Recently the microwave oven turned 60 years old. Fancy that! I remain in a minority (only 10%) of Australian homes that does not have one. I have heard all the arguments for owning one. The marvels of reheating food, warming a heat pack or cooking vegetables in a flash. But the texture of food cooked in this way has never seemed quite right to me and really, how long does it take to steam a bowl of vegetables?
In the last few years science has been supporting my suspicions that this invention may not be the best thing since sliced bread, nutritionally speaking. Or perhaps, considering the state of the humble loaf these days it is more accurate to say nutrients in microwaved food are going the way of those found in sliced bread! An in depth study in 2003, published in the Journal of the Science of Food and Agriculture tested for the goodies in brocolli when cooked in a variety of ways. For nutritionists and science buffs, the study looked at phenolic compounds. These flavanoids and other compounds are handy markers of the beneficial chemicals in the much touted ‘anticancer’ famous brocolli.

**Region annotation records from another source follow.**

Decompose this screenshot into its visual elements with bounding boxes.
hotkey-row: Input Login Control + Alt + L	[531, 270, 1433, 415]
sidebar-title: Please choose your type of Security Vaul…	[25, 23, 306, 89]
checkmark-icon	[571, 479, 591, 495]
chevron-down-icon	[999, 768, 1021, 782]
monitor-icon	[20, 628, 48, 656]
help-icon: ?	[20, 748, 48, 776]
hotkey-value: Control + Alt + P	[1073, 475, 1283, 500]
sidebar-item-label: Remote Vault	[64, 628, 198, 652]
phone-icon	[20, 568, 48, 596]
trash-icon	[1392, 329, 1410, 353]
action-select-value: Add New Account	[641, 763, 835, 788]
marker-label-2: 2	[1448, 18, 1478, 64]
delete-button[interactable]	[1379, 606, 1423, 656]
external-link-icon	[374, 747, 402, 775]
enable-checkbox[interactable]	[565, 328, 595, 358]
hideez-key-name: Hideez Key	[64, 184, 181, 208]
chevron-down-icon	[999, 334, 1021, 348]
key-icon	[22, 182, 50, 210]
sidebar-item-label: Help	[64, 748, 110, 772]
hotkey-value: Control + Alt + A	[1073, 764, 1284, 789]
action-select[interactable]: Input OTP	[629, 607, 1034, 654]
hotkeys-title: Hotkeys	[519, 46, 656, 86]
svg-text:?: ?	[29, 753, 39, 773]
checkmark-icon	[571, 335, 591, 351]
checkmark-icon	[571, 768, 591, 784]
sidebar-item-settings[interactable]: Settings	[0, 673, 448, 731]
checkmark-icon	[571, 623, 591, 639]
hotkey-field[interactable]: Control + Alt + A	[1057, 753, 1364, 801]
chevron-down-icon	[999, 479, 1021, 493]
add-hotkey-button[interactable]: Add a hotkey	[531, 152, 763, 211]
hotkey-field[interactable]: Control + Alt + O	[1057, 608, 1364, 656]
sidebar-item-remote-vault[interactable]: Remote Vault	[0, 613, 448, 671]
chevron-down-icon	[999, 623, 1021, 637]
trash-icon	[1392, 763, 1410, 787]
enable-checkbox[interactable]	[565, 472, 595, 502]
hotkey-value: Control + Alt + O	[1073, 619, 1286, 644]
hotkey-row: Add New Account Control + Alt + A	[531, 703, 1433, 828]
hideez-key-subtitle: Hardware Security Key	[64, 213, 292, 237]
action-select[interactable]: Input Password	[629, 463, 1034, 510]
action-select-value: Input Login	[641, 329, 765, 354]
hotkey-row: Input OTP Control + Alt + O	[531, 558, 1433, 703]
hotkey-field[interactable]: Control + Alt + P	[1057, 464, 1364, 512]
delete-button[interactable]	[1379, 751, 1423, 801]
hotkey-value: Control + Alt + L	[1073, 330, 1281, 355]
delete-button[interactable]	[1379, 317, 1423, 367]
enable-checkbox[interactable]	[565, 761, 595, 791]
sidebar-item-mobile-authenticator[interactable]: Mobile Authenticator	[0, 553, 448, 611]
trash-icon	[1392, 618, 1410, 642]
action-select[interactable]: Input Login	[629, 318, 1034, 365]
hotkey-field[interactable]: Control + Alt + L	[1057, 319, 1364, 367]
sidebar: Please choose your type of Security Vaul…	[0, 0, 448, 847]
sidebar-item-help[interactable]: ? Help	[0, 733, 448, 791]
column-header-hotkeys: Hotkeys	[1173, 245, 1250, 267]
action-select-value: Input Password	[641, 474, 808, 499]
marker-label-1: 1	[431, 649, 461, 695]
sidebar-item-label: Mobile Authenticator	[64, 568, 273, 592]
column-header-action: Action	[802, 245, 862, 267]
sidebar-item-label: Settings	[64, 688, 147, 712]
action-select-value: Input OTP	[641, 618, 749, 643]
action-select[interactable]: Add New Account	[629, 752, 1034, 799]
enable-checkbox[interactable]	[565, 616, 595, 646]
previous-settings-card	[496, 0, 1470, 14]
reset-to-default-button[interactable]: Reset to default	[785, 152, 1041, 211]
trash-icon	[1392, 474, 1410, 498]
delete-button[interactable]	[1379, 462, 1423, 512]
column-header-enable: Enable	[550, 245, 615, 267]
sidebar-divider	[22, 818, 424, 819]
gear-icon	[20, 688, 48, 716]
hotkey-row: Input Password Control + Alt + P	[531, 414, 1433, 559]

So what did Vallejo and his team find? Using the amount of phenols in raw broccoli as a base line, they then cooked the vegetable by pressure cooking, boiling, steaming and microwaving. While steaming came out on top as preserving all but about 11% of the immune boosting antioxidants, zapping it in the microwave lost a whopping 97% flavanoids.
Do the maths, just how much more microwaved broccoli do you need to eat, to get the equivalent phenolic content as steamed broccoli? (Tell me in comments if you wish).
The take home message from this study is clearly eating your veggies raw or steamed is the way to go.